Within the seqplot page there is a link to the document "Sequence Creation and Revision Guidelines". I am interested in for specific needs. I often use VSP but I have cases I set a specific "ensemble" to be used with my own photometry software. I am just curious to compare what I do with those guidelines. But the link hereabove requires a permission and I can't access it. Is it a way to get this document ? 


Clear Skies !


BSJ's picture
Sequence Guidelines

Hi Roger,

This page is now available without login: Sequence Creation and Revision Guidelines.

I hope you find it useful.

Best regards, Sara

pox's picture
So, is there now a facility

So, is there now a facility for allowing users to produce a 'telescopic' view (i.e., S at the top etc) for us Neanderthals who observe visually?

BSJ's picture

Hi All,

Thank you all for your comments and suggestions for Seqplot. Please remember that although Seqplot is publically available, the program was really developed for use by the Sequence Team for their specific purposes and hence has never been particularly user-friendly or flexible.

The other thing I wish to re-iterate is that we have a wonderfully responsive and experienced team of volunteers who will create new sequences or expand old ones - usually with a less than 24-hour turnaround time. All you have to do is fill out a simple form. The instructions are here:

The advantage of having the Sequence Team create new sequences is that what they come up with will be immediately incorporated into the chart plotter and will be available to other observers. Of course, when everyone is using the same comparison stars and the same magnitude values, the data are always better.

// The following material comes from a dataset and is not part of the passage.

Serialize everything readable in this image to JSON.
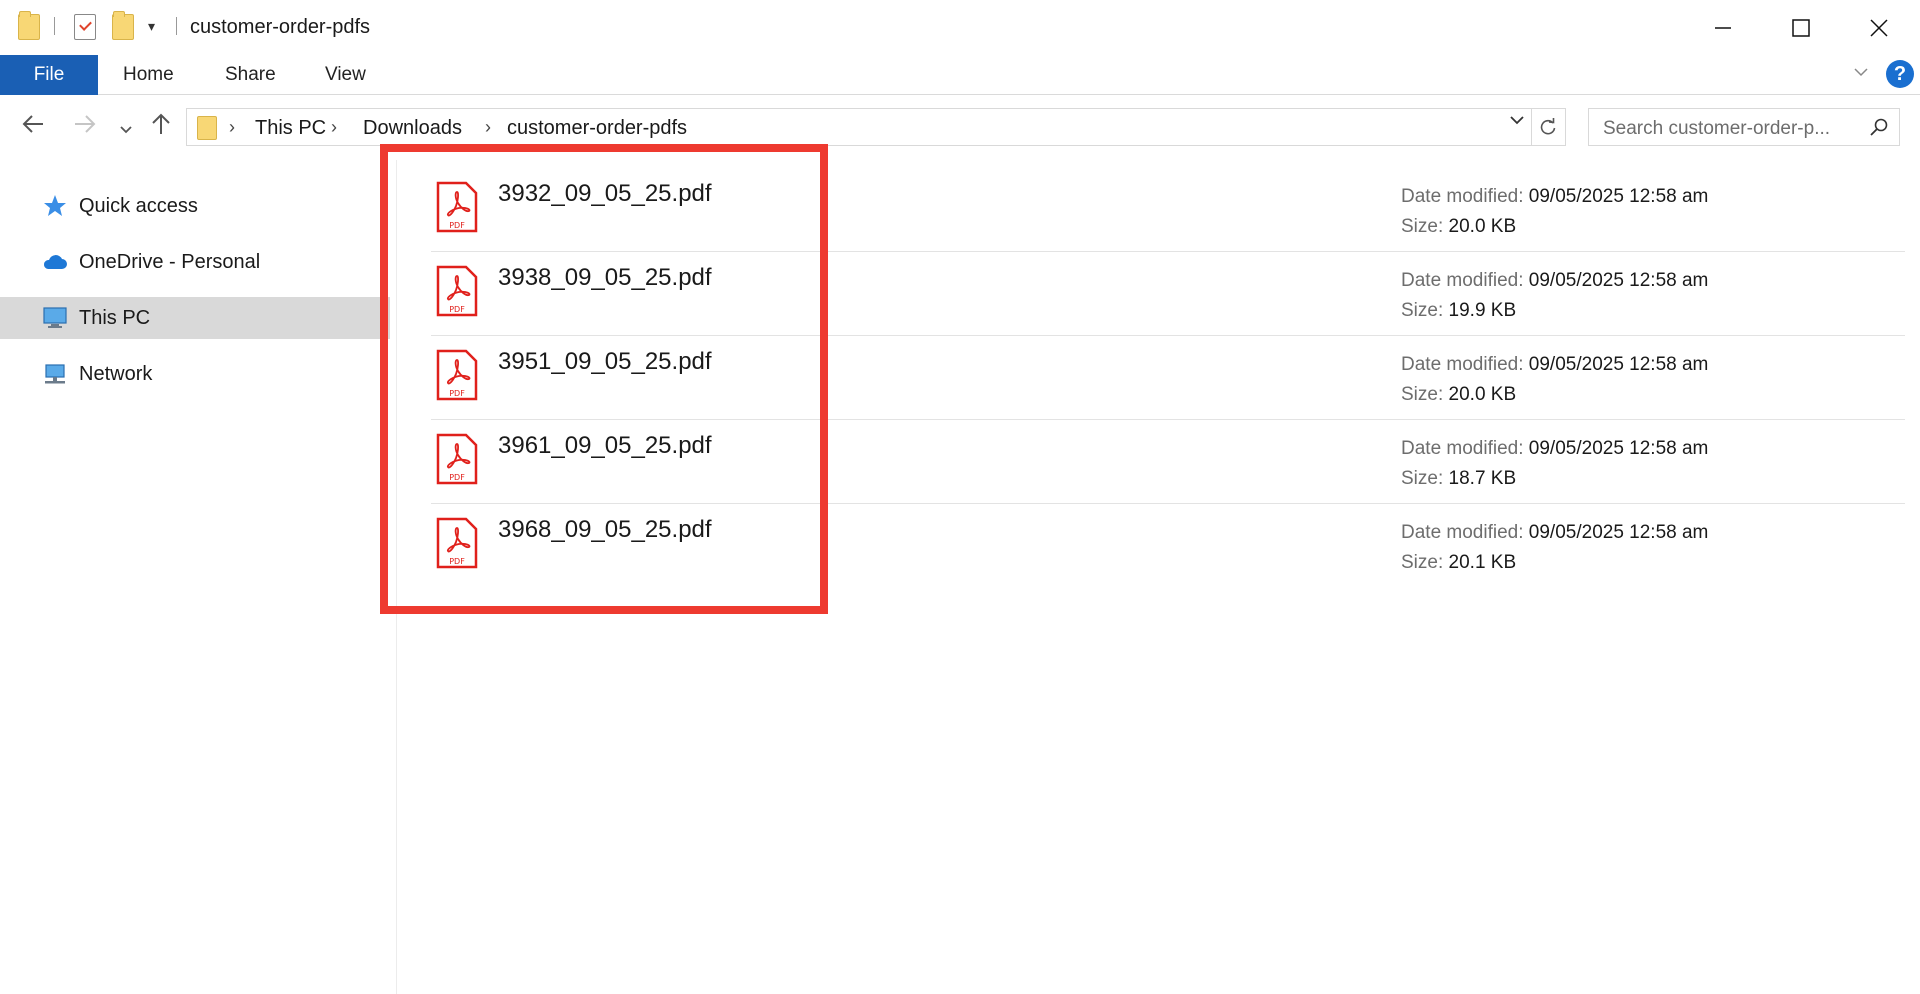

Having said that, I can definitely see Phil's point about Seqplot being useful for other applications such as asteroid work. Also it would be nice if the orientation of the field of view could be changed as Mike suggests. However, at this point, much as I would like to, I just don't have time to work on such nice-to-have revisions or create other output file options with the intention of re-purposing this tool. I have made a note of your suggestions in any case, and if the opportunity presents itself, will certainly consider it. Alternatively, if someone out these knows Java and would like to work with the code to revise it, I would be happy to share.

Roger, to answer your question about the documentation, I will have to check with the Sequence Team as I don't have access to that page either!